Kafka Topology Design: How to do sliding window join and emit events on timeout? [Hard]

779 Views Asked by At

I have a set of requirements as below:

  1. Message 'T' arrives, must wait for 5 seconds for corresponding message in 'A' to arrive (with same key). If it comes within 5 seconds, then send joined values and send downstream. If it does not come within 5 seconds, send only 'T' message downstream.
  2. Message 'A' arrives, must wait for 5 seconds for corresponding message in 'T' to arrive (with same key). If it comes within 5 seconds, then send joined values and send downstream. If it does not come within 5 seconds, send only 'A' message downstream.

enter image description here

My current thinking was to do a KStream-KStream Sliding Window OUTER join. However, that does not wait for 5 seconds before sending the (T, null) or (null, T) message downstream (that is done instantly).

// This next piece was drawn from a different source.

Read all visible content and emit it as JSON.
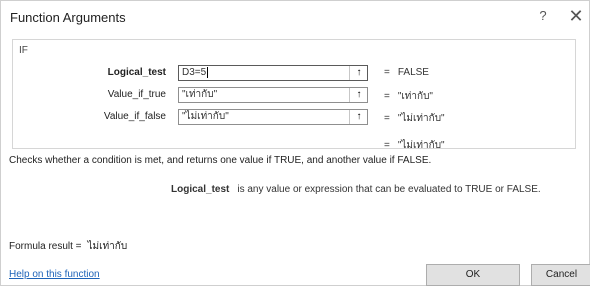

I need to wait for a timeout to happen, and if a join did not occur, then send the unjoined message through.

I've attached a diagram to help make sense of the cases. I am trying to use DSL as much as possible.

Any help appreciated.

1

There are 1 best solutions below

4
On

Okay I found a fairly hacky solution that i'm still evaluating, but will work for this scenario.

I can simply groupByKey at the end and then suppress until window expires, with an unbounded buffer.